Japanese utilities Tokyo Electric Power (Tepco) and the Japan Atomic Power Company (JAPC) launched RFS in 2005 to build Japan’s first spent fuel interim storage facility, with Tepco providing 80% of the capital and JAPC 20%. The centre would have an initial capacity of 3000 tonnes of used fuel and would eventually store some 4,000 tonnes of used fuel from Tepco’s NPPs and some 1,000 tonnes from JAPC’s plants. It was expected to begin operation in 2012.
In 2007, RFS applied to the Japanese government for a construction licence and in 2010, the joint venture announced that it had received approval from the Ministry of Economy, Trade and Industry for the design and construction. Work on the initial storage building was eventually completed in 2013, shortly after which new safety standards for nuclear fuel cycle facilities were introduced in the wake of the Fukushima Daiichi accident. To meet the new regulations,
RFS was required to conduct further assessments for the facility's ability to withstand earthquakes, tsunami, volcanoes and tornadoes. The initial design and construction programme document was submitted to the Nuclear Regulation Authority (NRA) in 2016 it received approval only in November 2020.
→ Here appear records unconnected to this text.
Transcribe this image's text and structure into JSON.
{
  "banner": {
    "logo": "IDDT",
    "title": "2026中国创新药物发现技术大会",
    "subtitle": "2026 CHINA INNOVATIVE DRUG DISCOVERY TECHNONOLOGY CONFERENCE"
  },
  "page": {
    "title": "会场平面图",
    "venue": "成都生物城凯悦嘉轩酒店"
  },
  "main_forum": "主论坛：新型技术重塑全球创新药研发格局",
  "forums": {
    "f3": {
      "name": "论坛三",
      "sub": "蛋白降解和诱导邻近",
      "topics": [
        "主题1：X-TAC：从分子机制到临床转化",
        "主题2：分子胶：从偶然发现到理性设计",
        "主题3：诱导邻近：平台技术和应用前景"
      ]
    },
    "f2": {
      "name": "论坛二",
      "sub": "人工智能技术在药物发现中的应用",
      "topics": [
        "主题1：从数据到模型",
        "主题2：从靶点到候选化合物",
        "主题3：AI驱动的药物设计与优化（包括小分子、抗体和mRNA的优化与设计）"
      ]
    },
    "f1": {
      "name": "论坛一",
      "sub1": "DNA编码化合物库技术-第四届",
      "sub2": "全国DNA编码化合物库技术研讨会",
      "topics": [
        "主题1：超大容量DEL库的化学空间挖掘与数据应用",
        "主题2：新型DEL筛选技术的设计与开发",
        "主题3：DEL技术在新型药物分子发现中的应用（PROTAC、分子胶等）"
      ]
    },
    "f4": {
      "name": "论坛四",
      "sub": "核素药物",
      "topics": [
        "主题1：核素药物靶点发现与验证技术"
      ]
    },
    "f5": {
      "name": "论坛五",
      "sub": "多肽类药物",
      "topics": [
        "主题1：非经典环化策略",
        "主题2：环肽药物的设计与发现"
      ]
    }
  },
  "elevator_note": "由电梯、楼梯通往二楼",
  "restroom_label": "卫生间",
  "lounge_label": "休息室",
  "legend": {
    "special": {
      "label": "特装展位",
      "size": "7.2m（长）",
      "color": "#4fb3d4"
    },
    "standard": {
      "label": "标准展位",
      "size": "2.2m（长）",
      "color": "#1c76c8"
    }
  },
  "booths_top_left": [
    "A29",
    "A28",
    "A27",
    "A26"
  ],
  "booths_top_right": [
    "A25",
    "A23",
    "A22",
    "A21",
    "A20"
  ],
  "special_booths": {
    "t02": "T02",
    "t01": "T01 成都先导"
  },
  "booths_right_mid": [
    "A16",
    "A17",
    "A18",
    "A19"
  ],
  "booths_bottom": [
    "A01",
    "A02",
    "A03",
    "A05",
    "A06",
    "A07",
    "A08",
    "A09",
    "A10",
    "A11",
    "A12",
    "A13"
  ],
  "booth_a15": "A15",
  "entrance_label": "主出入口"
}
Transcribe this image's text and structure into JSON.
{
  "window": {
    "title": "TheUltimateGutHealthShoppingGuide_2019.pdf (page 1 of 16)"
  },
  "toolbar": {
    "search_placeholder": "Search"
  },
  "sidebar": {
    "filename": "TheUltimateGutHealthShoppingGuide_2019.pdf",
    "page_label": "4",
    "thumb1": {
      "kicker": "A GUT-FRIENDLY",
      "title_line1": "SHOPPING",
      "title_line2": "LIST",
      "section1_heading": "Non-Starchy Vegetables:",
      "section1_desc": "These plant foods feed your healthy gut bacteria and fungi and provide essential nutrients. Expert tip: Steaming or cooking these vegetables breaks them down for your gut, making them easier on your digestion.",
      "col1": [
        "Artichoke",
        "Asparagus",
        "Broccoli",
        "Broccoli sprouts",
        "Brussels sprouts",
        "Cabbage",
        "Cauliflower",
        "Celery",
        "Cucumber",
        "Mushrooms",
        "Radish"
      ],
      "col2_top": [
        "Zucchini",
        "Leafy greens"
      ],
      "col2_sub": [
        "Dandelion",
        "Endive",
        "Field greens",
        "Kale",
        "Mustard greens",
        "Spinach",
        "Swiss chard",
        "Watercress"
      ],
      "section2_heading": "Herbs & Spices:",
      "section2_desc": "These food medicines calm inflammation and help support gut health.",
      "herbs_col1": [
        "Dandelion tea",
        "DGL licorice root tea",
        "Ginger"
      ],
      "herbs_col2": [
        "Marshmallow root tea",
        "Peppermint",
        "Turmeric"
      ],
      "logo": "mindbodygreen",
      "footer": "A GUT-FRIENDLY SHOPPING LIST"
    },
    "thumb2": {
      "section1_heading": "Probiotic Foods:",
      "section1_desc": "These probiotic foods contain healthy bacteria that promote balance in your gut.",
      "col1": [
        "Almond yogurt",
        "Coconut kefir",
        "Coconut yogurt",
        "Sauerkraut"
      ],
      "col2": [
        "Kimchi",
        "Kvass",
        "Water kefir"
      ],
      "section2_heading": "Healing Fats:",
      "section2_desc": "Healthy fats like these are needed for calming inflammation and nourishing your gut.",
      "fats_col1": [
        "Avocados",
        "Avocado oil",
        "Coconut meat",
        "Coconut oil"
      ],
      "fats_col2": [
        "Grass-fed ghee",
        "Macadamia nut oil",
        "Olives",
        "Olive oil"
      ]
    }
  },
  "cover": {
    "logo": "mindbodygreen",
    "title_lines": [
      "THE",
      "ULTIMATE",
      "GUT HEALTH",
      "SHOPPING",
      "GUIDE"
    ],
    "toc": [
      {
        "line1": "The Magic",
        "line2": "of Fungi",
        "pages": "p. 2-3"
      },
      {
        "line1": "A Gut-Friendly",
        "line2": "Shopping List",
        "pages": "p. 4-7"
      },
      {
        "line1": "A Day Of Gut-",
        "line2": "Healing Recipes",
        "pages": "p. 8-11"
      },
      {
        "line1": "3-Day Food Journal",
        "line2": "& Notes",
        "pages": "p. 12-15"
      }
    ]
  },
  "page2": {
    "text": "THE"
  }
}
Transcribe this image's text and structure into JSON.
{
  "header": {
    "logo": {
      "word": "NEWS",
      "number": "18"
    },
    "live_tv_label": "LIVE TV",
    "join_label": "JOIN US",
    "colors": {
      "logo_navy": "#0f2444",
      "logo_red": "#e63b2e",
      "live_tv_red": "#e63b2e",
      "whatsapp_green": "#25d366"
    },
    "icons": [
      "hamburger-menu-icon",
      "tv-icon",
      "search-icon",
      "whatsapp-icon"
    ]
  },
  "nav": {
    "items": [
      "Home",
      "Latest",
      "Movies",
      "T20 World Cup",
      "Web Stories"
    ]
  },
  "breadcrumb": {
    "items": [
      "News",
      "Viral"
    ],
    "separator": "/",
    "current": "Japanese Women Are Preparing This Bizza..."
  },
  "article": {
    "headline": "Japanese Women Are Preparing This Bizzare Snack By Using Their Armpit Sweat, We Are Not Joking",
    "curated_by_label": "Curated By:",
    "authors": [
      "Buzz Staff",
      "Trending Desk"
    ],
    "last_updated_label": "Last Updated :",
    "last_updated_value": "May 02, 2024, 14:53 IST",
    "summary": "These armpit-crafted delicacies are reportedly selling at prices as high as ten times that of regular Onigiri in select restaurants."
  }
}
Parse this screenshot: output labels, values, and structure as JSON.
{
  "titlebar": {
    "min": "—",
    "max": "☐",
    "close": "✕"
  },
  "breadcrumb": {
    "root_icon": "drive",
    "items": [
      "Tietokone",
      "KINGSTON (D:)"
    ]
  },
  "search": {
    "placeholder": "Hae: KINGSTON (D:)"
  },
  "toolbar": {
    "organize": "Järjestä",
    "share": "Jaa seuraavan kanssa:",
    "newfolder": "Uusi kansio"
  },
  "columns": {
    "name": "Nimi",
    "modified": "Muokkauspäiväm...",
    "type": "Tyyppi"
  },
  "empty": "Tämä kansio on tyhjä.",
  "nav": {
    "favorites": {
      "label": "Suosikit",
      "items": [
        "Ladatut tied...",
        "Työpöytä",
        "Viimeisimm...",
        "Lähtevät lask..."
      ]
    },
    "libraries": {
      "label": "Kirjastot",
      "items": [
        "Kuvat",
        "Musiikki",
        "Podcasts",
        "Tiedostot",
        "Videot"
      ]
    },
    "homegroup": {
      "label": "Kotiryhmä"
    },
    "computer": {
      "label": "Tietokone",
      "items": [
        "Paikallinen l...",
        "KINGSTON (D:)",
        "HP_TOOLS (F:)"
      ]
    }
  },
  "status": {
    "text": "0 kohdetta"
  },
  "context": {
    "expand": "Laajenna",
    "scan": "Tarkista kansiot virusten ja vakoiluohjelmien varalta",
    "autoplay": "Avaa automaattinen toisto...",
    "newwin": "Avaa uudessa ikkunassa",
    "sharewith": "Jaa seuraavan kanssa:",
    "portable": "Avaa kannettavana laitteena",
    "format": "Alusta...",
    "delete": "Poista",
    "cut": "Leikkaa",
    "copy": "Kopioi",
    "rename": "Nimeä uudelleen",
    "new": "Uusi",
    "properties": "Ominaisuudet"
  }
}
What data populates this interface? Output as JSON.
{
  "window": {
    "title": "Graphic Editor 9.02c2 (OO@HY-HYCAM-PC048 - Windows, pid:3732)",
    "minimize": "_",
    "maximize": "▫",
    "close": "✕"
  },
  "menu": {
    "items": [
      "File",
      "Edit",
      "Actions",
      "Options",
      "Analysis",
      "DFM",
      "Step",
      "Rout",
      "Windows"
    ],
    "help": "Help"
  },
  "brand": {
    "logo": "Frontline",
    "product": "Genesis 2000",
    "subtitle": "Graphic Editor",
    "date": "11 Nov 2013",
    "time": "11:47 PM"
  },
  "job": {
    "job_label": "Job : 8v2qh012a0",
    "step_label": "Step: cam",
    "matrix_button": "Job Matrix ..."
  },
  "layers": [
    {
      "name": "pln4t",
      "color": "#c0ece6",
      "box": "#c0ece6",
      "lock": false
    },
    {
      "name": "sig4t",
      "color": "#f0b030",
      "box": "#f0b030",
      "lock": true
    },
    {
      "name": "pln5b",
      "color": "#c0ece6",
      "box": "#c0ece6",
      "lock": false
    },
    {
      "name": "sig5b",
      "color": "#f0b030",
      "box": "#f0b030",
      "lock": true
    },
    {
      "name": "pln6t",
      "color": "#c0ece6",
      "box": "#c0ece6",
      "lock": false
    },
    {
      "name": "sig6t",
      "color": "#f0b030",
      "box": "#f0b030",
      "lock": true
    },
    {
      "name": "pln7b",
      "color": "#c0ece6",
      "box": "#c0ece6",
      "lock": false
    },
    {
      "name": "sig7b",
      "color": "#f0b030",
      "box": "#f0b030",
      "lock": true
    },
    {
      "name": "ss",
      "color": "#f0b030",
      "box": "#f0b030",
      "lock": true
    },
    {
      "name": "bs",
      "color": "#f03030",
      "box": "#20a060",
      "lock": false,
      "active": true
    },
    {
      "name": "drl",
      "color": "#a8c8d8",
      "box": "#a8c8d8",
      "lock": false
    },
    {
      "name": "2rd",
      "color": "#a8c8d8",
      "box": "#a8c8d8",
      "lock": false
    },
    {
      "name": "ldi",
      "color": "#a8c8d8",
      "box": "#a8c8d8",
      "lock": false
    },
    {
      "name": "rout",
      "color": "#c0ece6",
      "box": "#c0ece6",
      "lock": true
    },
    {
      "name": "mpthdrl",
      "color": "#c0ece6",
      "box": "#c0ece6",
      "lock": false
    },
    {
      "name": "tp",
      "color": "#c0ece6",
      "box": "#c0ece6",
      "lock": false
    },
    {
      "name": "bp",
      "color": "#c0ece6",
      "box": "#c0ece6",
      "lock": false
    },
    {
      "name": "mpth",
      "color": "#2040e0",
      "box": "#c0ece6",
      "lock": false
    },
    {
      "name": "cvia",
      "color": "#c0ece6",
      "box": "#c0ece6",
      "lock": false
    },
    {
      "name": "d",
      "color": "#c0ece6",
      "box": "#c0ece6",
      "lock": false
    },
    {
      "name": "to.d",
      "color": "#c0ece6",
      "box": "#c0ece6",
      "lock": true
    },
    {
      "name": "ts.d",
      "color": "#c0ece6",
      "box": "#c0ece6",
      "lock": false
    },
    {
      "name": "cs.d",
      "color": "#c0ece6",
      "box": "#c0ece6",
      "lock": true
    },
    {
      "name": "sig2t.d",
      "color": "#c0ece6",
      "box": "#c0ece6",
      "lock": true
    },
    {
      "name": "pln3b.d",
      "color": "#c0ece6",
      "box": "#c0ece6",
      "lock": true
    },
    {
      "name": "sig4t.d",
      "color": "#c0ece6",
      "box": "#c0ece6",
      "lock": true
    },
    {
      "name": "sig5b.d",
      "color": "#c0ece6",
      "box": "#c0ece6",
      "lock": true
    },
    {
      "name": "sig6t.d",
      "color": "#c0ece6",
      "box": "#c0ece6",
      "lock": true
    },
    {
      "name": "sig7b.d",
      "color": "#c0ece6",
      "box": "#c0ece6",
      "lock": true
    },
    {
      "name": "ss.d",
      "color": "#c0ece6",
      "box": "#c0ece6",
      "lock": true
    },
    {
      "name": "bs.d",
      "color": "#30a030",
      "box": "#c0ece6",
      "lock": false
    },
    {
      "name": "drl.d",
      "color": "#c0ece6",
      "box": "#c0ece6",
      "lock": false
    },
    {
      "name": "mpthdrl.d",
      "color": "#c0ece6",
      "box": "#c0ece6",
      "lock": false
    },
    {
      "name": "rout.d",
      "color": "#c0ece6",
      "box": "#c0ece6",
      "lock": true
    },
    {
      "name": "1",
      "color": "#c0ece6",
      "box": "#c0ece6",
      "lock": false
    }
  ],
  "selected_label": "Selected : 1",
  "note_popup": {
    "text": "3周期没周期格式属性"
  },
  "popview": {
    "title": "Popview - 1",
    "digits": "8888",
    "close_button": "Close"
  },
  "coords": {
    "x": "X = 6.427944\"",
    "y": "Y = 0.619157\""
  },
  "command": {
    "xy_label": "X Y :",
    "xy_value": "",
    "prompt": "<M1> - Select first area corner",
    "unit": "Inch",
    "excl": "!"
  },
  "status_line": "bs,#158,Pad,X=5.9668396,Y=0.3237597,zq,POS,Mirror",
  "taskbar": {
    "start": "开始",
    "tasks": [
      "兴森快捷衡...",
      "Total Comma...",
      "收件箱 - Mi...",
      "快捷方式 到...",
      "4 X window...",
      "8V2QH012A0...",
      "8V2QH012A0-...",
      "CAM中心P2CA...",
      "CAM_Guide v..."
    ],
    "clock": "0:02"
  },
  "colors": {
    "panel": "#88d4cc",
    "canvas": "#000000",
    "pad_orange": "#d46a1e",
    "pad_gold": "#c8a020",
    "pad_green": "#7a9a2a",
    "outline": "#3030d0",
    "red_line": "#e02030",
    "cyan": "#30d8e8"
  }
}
RFS has now announced that the construction of additional safety measures at the RFSC, previously planned to begin in 2019, will not start until 2021, pushing the start of operation to 2023, instead of 2021, as previously planned. The company plans to build two structures on the premises. The first with a capacity of 3,000 tons has been almost completed, but little work has been done on the second one with a capacity of 2,000 tons.